Continuaram a conversar em surdina durante um bocadinho, até que ouviram, a pequena distância, mas do lado de fora, um uivo prolongado e lúgubre.
- Com qual de nós é aquilo? - perguntou Huckleberry.
- Não sei. Espreita aí por essa greta. Depressa!
- Espreita tu.
- Não posso. Não posso fazer isso, Huck.
- Anda, Tom. Lá está outra vez.
- Oh! Meu Deus! Felizmente conheço-lhe a voz! - segredou Tom.
- É o Bull Harbison'.
- Ah! Ainda bem! Confesso, Tom, que estava com medo de morrer e ia apostar que era um cão vadio.
O cão uivou outra vez e de novo os rapazes sentiram um aperto no coração.
- Ai! Não é, não! Parece-me que não é o Bull Harbison - exclamou Huckleberry. - Vê lá, Tom.
A tremer de medo, Tom condescendeu a espreitar por uma greta do tapume, e disse numa voz que mal se ouvia:
- Huck, é um cão vadio!
- Vê lá depressa, Tom, para qual de nós é.
- Deve ser para ambos. Estamos tão juntos!
- Estamos perdidos, Tom. E não tenho dúvidas sobre o sítio para onde vou. Tenho sido tão mau!
- Tudo isto é o resultado de faltarmos à escola e fazermos tudo aquilo que nos dizem que não devemos fazer. Eu podia ter sido bom, como Sid, se fizesse por isso; mas não, nunca fiz. Agora, se me vejo livre desta, prometo que vou estar com muita atenção na aula de doutrina! - asseverou Tom, a fungar.
- Tu, mau? - perguntou Huckleberry, fungando também. - Que disparate, Tom Sawyer! Não passas de um garotão à vista do que eu sou. Meu Deus! Meu Deus! Assim eu tivesse a minha salvação como tu tens a tua.
Meio sufocado, Tom observou:
- Olha, Huck, olha! Virou-nos as costas. Com o coração mais leve, Huck olhou.
- É verdade que sim. Teria sido antes de uivar?

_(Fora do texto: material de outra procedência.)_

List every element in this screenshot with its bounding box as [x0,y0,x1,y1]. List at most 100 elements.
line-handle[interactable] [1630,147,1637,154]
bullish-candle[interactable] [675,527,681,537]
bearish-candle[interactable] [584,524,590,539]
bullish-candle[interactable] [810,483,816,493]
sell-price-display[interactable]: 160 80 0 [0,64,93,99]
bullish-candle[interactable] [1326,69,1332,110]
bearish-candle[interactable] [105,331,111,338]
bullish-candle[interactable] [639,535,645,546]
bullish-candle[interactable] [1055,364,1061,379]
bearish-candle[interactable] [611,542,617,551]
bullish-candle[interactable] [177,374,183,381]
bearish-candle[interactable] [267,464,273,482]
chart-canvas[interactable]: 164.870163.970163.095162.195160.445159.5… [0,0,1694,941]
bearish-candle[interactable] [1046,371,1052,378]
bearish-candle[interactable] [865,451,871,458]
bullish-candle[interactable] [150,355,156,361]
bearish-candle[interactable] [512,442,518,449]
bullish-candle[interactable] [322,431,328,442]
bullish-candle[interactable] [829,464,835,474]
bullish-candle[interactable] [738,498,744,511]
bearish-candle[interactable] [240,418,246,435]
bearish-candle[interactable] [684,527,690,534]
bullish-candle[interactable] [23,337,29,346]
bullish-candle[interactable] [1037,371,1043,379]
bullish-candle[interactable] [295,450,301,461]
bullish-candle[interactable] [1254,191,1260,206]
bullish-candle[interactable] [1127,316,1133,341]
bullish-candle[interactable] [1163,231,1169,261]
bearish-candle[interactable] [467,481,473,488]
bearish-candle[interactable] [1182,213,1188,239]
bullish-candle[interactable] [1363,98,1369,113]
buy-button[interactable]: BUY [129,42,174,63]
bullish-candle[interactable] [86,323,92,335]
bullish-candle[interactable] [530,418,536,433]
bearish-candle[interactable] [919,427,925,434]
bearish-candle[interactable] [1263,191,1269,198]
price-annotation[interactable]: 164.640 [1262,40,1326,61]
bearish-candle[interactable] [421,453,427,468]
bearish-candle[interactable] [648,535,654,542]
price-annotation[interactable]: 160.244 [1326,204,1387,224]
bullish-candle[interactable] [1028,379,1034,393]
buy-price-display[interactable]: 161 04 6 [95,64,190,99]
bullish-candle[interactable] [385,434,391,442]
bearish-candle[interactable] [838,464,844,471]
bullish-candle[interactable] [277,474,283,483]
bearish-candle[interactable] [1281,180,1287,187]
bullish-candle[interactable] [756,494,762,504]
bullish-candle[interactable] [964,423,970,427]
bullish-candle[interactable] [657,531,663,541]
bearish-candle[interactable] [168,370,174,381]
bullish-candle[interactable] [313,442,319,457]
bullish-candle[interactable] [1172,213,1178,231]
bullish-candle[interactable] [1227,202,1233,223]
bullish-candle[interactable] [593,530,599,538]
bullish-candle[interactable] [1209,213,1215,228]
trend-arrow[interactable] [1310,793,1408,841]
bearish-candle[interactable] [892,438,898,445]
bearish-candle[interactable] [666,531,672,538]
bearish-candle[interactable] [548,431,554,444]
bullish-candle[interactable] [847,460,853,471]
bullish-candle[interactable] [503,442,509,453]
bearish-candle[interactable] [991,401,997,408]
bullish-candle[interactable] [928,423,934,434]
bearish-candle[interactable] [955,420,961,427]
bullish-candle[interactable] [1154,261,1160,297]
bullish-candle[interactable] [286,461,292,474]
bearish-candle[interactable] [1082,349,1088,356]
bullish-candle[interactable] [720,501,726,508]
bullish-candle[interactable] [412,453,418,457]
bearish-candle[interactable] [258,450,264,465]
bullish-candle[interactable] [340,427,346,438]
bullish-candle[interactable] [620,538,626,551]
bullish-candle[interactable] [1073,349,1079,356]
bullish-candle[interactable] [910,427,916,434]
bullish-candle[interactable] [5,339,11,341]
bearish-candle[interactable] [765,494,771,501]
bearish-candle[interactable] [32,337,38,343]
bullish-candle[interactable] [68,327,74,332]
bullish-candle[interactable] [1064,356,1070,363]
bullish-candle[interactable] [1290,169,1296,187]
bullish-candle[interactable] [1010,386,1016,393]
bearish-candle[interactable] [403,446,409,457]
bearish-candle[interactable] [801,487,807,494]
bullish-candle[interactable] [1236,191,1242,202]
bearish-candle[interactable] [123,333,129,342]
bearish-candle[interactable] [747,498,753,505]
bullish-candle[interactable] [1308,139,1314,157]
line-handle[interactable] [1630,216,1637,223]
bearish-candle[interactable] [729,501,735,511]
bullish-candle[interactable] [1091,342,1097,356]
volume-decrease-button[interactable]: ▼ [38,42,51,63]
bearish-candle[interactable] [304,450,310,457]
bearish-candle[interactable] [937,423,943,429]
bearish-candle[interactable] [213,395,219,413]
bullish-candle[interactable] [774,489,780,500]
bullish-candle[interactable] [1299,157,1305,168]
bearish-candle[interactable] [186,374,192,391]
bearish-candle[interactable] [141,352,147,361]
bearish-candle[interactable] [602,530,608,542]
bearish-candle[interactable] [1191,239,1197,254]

- Foi. Mas parece-me que estou parvo e não dei por isso logo. Isto mete medo, sabes? Quem será agora?
Os uivos pararam e Tom apurou o ouvido. - Não faças barulho.
Se o senhor Harbison tivesse um escravo chamado Bull, Tom referir-se-lhe-ia chamando-lhe o Bull Harbison, mas tratando-se de um filho ou de um cão do senhor Harbison, não podia deixar de lhe chamar Bull Harbison.
- Que é isto? - segredou.
- Parece... parece um porco a grunhir.
- Não, é uma pessoa a ressonar.
- É, é. Onde será, Huck?
- Acho que é ali do outro lado. Pelo menos, pelo som dá-me essa ideia.
O meu pai costumava dormir ali, às vezes, juntamente com os porcos. Mas ele, quando ressona, até faz ir tudo pelos ares. Além disso, julgo que nunca mais voltou aqui à aldeia.